Şu âyetler, (شاء)’nin bütün anlamlarını göstermesi bakımından önemildir:
إِنْ هُوَ إِلَّا ذِكْرٌ لِّلْعَالَمِينَ . لِمَن شَاء مِنكُمْ أَن يَسْتَقِيمَ . وَمَا تَشَاؤُونَ إِلَّا أَن يَشَاء اللَّهُ رَبُّ الْعَالَمِينَ
“O (Kur’ân) başka değil, âlemler için bir zikir, doğru bilgidir. İçinizden doğruluğu ölçü alanlar için. Siz bir şey oluşturamazsınız; varlıkların sahibi Allah’ın oluşturduğu ölçüye göre olursa başka.” (Tekvîr 81/25-29)
Şimdi âyetlere neden bu anlamın verildiğine bakalım:
لِمَن شَاء مِنكُمْ أَن يَسْتَقِيمَ ayetinde شَاء’nin mef’ûlü يَسْتَقِيمَ أَن ifadesidir. شَاء’ye كوَّن anlamı verince âyetin tefsiri şöyle olur.

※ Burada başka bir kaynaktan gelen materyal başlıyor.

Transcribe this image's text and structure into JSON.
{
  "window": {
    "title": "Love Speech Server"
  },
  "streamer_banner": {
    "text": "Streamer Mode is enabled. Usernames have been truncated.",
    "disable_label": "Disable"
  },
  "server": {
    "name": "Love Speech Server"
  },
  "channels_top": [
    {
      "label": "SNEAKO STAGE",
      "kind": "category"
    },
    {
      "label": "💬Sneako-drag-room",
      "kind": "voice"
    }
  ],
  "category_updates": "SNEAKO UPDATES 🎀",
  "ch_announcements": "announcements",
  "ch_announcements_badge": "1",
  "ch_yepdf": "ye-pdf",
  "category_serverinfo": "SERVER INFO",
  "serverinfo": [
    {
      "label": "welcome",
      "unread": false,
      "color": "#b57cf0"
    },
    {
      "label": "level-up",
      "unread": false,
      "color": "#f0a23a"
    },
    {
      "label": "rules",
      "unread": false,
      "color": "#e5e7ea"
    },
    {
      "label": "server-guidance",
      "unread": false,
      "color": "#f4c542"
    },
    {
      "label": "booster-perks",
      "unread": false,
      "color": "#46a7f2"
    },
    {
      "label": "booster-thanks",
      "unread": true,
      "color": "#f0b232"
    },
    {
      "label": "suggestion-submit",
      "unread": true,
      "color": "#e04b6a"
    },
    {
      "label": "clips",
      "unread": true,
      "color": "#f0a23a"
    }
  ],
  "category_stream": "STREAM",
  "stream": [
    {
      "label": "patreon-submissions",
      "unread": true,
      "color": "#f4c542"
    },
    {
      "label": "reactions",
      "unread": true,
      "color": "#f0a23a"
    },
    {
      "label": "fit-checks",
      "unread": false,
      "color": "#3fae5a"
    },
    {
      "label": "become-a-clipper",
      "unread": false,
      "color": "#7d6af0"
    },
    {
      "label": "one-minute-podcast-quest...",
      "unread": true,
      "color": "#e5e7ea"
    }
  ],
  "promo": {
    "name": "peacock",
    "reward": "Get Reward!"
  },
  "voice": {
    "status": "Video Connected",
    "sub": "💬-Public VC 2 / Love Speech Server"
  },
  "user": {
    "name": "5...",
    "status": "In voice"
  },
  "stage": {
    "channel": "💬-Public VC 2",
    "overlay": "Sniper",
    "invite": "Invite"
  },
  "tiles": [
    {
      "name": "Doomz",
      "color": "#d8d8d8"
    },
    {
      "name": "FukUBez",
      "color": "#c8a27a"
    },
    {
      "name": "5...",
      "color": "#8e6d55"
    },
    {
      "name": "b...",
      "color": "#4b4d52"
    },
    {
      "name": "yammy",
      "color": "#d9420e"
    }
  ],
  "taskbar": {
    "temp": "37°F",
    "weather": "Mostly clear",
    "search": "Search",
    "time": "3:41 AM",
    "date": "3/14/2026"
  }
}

لِمَن شَاء أي كوَّن منكُمْ أَن يَسْتَقِيمَ أي قدر الإستقامة
İçinizden doğruluğu ölçü alanlar için.
وَمَا تَشَاؤُونَ إِلَّا أَن يَشَاء اللَّهُ رَبُّ الْعَالَمِينَ
Bu bir istisna cümlesidir. وَمَا تَشَاؤُونَ ile başlayan olumsuz anlam, إِلَّا ile olumluya çevrilmiş ve mef’uller hazfedilmiştir. Mef’ulleri yerlerine koyarsak âyet şöyle olur:
وَمَا تَشَاؤُونَ أي وَمَا تكوَّنون الشيء إِلَّا أن يَشَاء اللَّهُ أي الا بقدر قد كونه الله رَبُّ الْعَالَمِينَ له
Bu âyetin anlamını şöyle de ifade edebiliriz:
Siz varlıkların sahibi Allah’ın koyduğu ölçüye uymazsanız doğruluğu oluşturamazsınız.

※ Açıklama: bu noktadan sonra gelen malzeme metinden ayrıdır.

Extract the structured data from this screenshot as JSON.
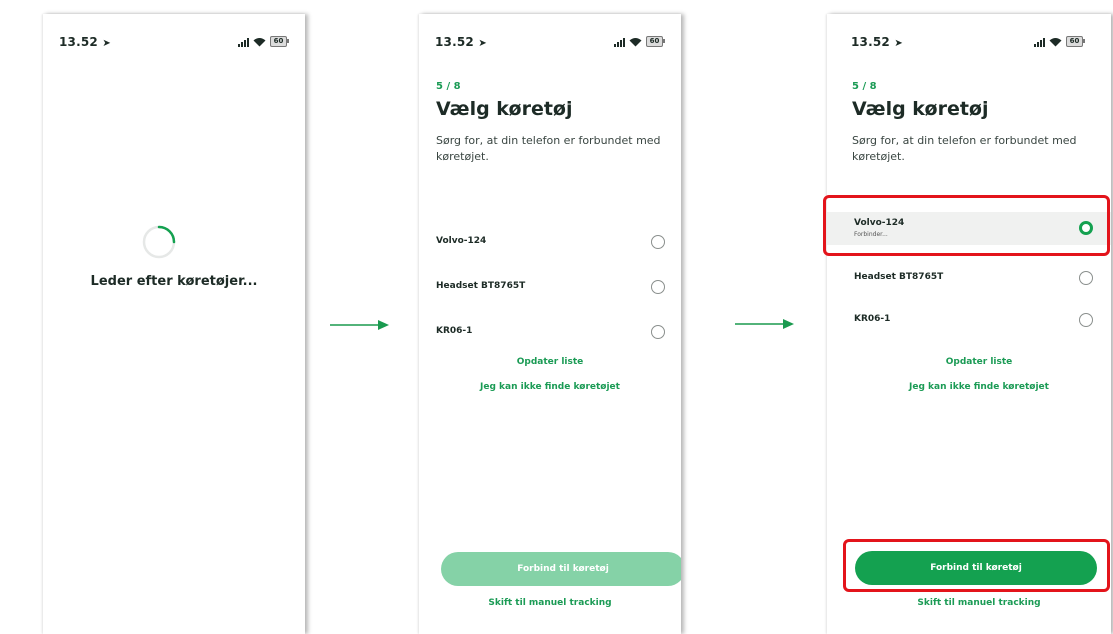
{
  "screens": [
    {
      "status": {
        "time": "13.52",
        "battery": "60"
      },
      "loading_text": "Leder efter køretøjer..."
    },
    {
      "status": {
        "time": "13.52",
        "battery": "60"
      },
      "step": "5 / 8",
      "title": "Vælg køretøj",
      "subtitle": "Sørg for, at din telefon er forbundet med køretøjet.",
      "devices": [
        "Volvo-124",
        "Headset BT8765T",
        "KR06-1"
      ],
      "refresh_link": "Opdater liste",
      "not_found_link": "Jeg kan ikke finde køretøjet",
      "connect_button": "Forbind til køretøj",
      "manual_link": "Skift til manuel tracking"
    },
    {
      "status": {
        "time": "13.52",
        "battery": "60"
      },
      "step": "5 / 8",
      "title": "Vælg køretøj",
      "subtitle": "Sørg for, at din telefon er forbundet med køretøjet.",
      "devices": [
        "Volvo-124",
        "Headset BT8765T",
        "KR06-1"
      ],
      "selected_status": "Forbinder...",
      "refresh_link": "Opdater liste",
      "not_found_link": "Jeg kan ikke finde køretøjet",
      "connect_button": "Forbind til køretøj",
      "manual_link": "Skift til manuel tracking"
    }
  ],
  "colors": {
    "brand_green": "#14a150",
    "disabled_green": "#85d2a7",
    "highlight_red": "#e3141b",
    "arrow_green": "#1a9a4f"
  },
  "icons": [
    "location-arrow-icon",
    "signal-icon",
    "wifi-icon",
    "battery-icon",
    "loading-spinner-icon",
    "radio-icon",
    "arrow-right-icon"
  ]
}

Ayetlere göre şey (شَيْء), yedi safhada oluşur. Birincisi irâde, ikincisi kaderin tekvîni (تكوين قدر الشيئ), üçüncüsü ilham, dördüncüsü onay, beşincisi kayda geçme, altıncısı şeyin tekvîni (تكوين الشيئ) yedincisi o şeye güç verme yani takdîr safhasıdır.
1.İrâde
Buradaki irâde, bir şeyi oluşturmaya karar vermektir. Bu konu yukarıda geçmişti.
Kaderin Tekvîni ( تكوين قدر الشيئ)
Kader, ölçü demektir. Allah, yaratacağı şeyin önce kaderini oluşturur. İlgili âyetler şöyledir:
إِنَّا كُلَّ شَيْءٍ خَلَقْنَاهُ بِقَدَرٍ
“Biz, her şeyi bir kadere (ölçüye) göre yaratmışızdır”. (el-Kamer 54/49)
وَكَانَ أَمْرُ اللَّهِ قَدَرًا مَّقْدُورًا
Allah ’ın işi, kaderi (ölçüsü) tam belirlenmiş şekildedir. (el-Ahzâb 33/38)
إن الله على كل شيء قدير
“Allah her şeye bir kader (ölçü) koyar” (Bakara 2/20)
Yani Allah her şeyi olması gereken ölçüye göre yaratır; eksiği de fazlası da olmaz[7].
İnsanın kaderi ile eşya ve hayvanların kaderi farklıdır. Allah Teâlâ yere ve göğe; “İsteyerek veya istemeyerek emrime gelin” dediği zaman ikisi de; “İsteyerek geldik” demişlerdi.[8] Ama istemeseler de onun emrinden çıkamazlardı. İnsanla ilgili olarak da şöyle buyurmuştur:
إِنَّا هَدَيْنَاهُ السَّبِيلَ إِمَّا شَاكِرًا وَإِمَّا كَفُورًا
Biz ona yolu gösterdik, ister teşekkür etsin, ister nankör olsun. (İnsan 76/3)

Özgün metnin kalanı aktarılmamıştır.